Il tourna vers moi des yeux ronds avant d'éclater bruyamment de rire.
- Quoi ? Qu'est-ce qu'il y a ? fis-je en rougissant davantage. Qu'est-ce que j'ai dit ?
Je compris vite qu'il était pris d'un tel fou rire qu'il mettrait un long moment à me répondre, levant les yeux vers moi avant de pouffer de nouveau et de repartir pour un tour, incapable de garder son sérieux. Je me retrouvai les bras ballants, totalement humiliée par sa réaction, et d'autant plus embarrassée que Natacha, en entendant le raffut, vint pousser la porte du salon.
- Qu'est-ce qui se passe ici ? fit-elle d'un ton curieux.
Andy se redressa, me montra du doigt dans une tentative d'expliquer sa réaction, mais ne parvint pas à émettre autre chose que des sifflements de vieille chaudière.

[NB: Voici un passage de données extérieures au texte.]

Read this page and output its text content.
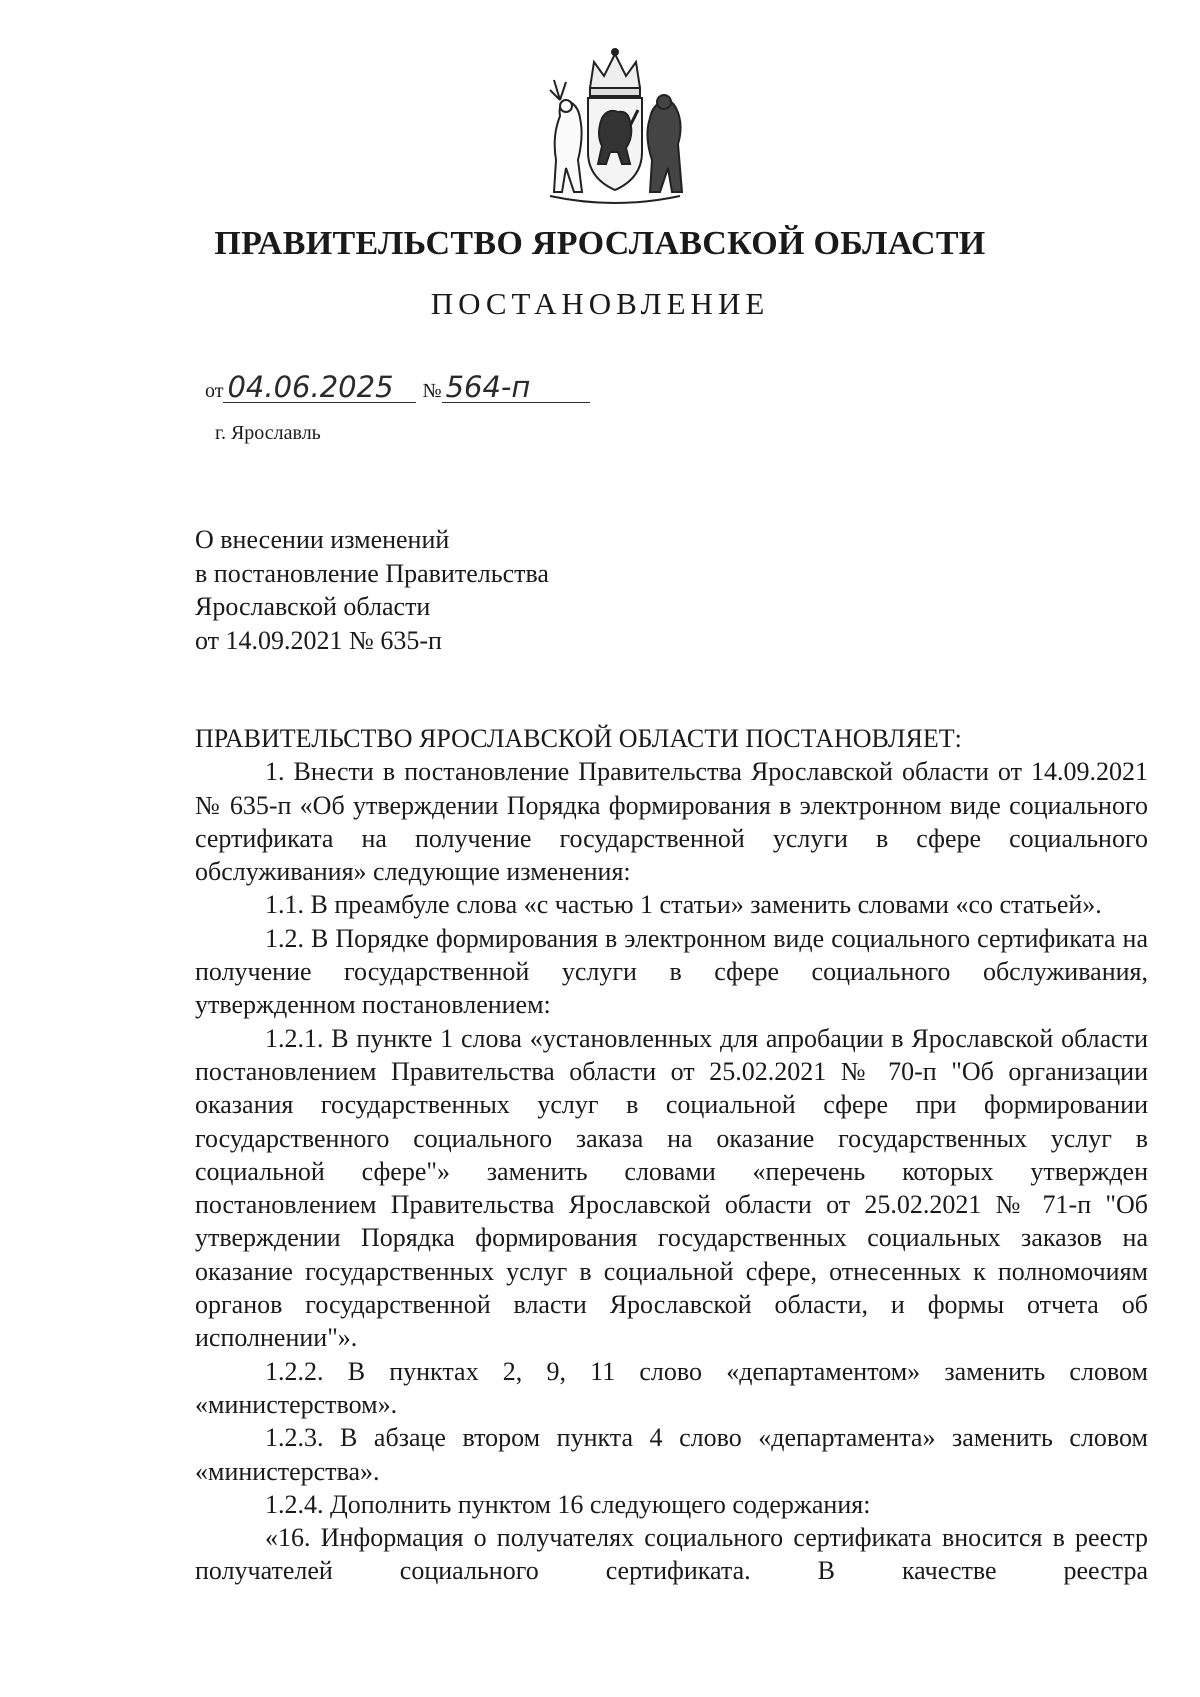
ПРАВИТЕЛЬСТВО ЯРОСЛАВСКОЙ ОБЛАСТИ
ПОСТАНОВЛЕНИЕ
от 04.06.2025	№ 564-п
г. Ярославль
О внесении изменений
в постановление Правительства
Ярославской области
от 14.09.2021 № 635-п

ПРАВИТЕЛЬСТВО ЯРОСЛАВСКОЙ ОБЛАСТИ ПОСТАНОВЛЯЕТ:

1. Внести в постановление Правительства Ярославской области от 14.09.2021 № 635-п «Об утверждении Порядка формирования в электронном виде социального сертификата на получение государственной услуги в сфере социального обслуживания» следующие изменения:

1.1. В преамбуле слова «с частью 1 статьи» заменить словами «со статьей».

1.2. В Порядке формирования в электронном виде социального сертификата на получение государственной услуги в сфере социального обслуживания, утвержденном постановлением:

1.2.1. В пункте 1 слова «установленных для апробации в Ярославской области постановлением Правительства области от 25.02.2021 № 70-п "Об организации оказания государственных услуг в социальной сфере при формировании государственного социального заказа на оказание государственных услуг в социальной сфере"» заменить словами «перечень которых утвержден постановлением Правительства Ярославской области от 25.02.2021 № 71-п "Об утверждении Порядка формирования государственных социальных заказов на оказание государственных услуг в социальной сфере, отнесенных к полномочиям органов государственной власти Ярославской области, и формы отчета об исполнении"».

1.2.2. В пунктах 2, 9, 11 слово «департаментом» заменить словом «министерством».

1.2.3. В абзаце втором пункта 4 слово «департамента» заменить словом «министерства».

1.2.4. Дополнить пунктом 16 следующего содержания:

«16. Информация о получателях социального сертификата вносится в реестр получателей социального сертификата. В качестве реестра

Natacha pouffa de rire en le voyant et se tourna vers moi.
- Qu'est-ce qui lui arrive ? Tu as fait quoi pour qu'il soit dans cet état ?
- J'ai posé une question, répondis-je en me sentant un tantinet humilié et conscient que les choses n'allaient sans doute pas s'arranger dans les minutes à suivre.
- C'était quoi ?
- …
- Allez, crache le morceau je suis curieuse de savoir ce que tu as dit pour qu'il réagisse comme ça, fit-elle en désignant le danseur hilare.
- … Je lui ai demandé si un homme pouvait en aimer un autre, lâchai-je du bout des lèvres.
Natacha éclata de rire à son tour et Andy eut un nouveau sursaut d'hilarité.
- Mais pourquoi tout le monde réagit comme ça ?!
- Sérieusement, Angie ?! fit Natacha en essuyant des larmes de rire. Tu demandes ça à Andy ? Tu n'as pas remarqué qu'il était pédé comme un phoque ?
- Pé… quoi ?
- Homosexuel, quoi.
Je restai immobile, la fixant avec une incompréhension vaguement inquiète.
- Tu as quand même remarqué qu'il avait tendance à monter avec des gars pendant les soirées ? Tu n'es pas aveugle en plus d'être gourde ?
- HE ! m'insurgeai-je. Oui, je me suis rendue compte de ça, bien sûr.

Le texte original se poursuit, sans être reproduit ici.